В тот первый мой Коктебель туда же приехал Свободин с молодой женой. На вид он был заметно ее старше. Он на добрый час далеко уплывал за буйки. Интеллигент за буйками — всегда выглядит круто. Она бегала вдоль водяной кромки на своих полных ножках, сложив ладони перед грудью и что-то выстанывала: она боялась его потерять. Он приплывал, устало усаживался на лежак, она принималась старательно возить полотенцем по его сутулой спине, и выглядели они живой группой, почти инсталляцией: нам известно в чем смысл жизни!
Уже в Москве пришла пора ей рожать. Поползли слухи о неприятных подозрениях, о возможных сложностях в решающий момент. И тогда мы все подключились, нашли чудо-женщину — доктора в роддоме у Белорусского. В результате на свет появилась очень хорошая девочка, и стала жить.
Девочка росла, потом захотела в артистки, потом, кажется, расхотела, а мы с Сашей все периодически договаривались о встрече, чтобы поболтать о назревшем, да никак не получалось: то он не мог, то я. А однажды я взял да и подрулил на авось к его даче — вдруг он дома, благо было по дороге к моей, недалекой отсюда. Летом мы оказывались соседями: его дощатое поместье — справа от ж.д. в поселке Ильинский, мое — слева. Оказывались, но не использовали.

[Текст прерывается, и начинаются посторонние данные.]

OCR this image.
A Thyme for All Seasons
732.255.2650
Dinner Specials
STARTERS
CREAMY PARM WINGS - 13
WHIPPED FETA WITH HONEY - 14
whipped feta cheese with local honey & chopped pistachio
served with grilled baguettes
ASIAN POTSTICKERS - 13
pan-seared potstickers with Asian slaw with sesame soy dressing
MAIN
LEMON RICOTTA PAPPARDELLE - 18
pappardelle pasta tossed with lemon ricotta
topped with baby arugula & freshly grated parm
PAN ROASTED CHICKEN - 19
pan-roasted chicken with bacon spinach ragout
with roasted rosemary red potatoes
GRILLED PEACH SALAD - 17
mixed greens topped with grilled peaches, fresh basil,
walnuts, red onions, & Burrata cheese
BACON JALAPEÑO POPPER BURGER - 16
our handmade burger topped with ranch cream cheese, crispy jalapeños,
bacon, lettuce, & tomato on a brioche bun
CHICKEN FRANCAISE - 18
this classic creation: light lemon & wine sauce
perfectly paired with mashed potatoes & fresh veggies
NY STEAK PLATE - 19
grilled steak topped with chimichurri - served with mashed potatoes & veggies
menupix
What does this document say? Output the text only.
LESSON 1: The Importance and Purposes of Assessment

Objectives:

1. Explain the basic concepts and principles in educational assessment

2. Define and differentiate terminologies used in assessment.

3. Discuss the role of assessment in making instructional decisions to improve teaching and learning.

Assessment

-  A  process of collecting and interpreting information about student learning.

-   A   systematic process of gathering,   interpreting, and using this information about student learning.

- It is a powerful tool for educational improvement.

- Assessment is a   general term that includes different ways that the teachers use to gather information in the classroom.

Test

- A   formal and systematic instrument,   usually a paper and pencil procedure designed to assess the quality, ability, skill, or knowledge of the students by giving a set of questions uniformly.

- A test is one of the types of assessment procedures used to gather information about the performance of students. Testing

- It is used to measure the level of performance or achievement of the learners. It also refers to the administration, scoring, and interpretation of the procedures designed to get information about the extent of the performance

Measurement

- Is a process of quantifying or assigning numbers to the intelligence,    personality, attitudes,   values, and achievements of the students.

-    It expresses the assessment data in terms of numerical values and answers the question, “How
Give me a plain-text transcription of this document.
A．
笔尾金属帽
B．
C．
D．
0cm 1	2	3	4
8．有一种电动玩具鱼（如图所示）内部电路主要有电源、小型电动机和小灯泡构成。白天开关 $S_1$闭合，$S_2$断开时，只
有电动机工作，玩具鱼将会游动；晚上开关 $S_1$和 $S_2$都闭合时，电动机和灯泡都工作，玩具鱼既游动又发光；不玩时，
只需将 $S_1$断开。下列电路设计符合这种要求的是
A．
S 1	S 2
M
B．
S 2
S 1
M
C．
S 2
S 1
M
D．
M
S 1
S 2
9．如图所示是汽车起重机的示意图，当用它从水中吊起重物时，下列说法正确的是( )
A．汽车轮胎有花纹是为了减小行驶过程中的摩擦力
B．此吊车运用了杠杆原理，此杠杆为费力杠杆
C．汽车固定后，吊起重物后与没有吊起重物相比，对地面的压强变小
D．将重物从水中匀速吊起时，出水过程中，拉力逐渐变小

Шел плотный летний дождь, Саша возник за оконным стеклом и было видно, что сначала растерялся, но тут же обрадовался. Завлек внутрь, в некое сплетение деревянных отгородок, усадил на мягкое плетение, брошенное тоже на нечто деревянное, предназначенное, чтобы сидеть.
И будто только вчера прервали беседу.
Каким все-таки тонким, быстро и легко слетающим с основы, как выясняется, оказывается порой то, что долго казалось фундаментальным, неизменным, виделось принципиальным достижением. Да и было таковым! А прошло совсем мало времени и не только готовы отменить это, а даже и осудить!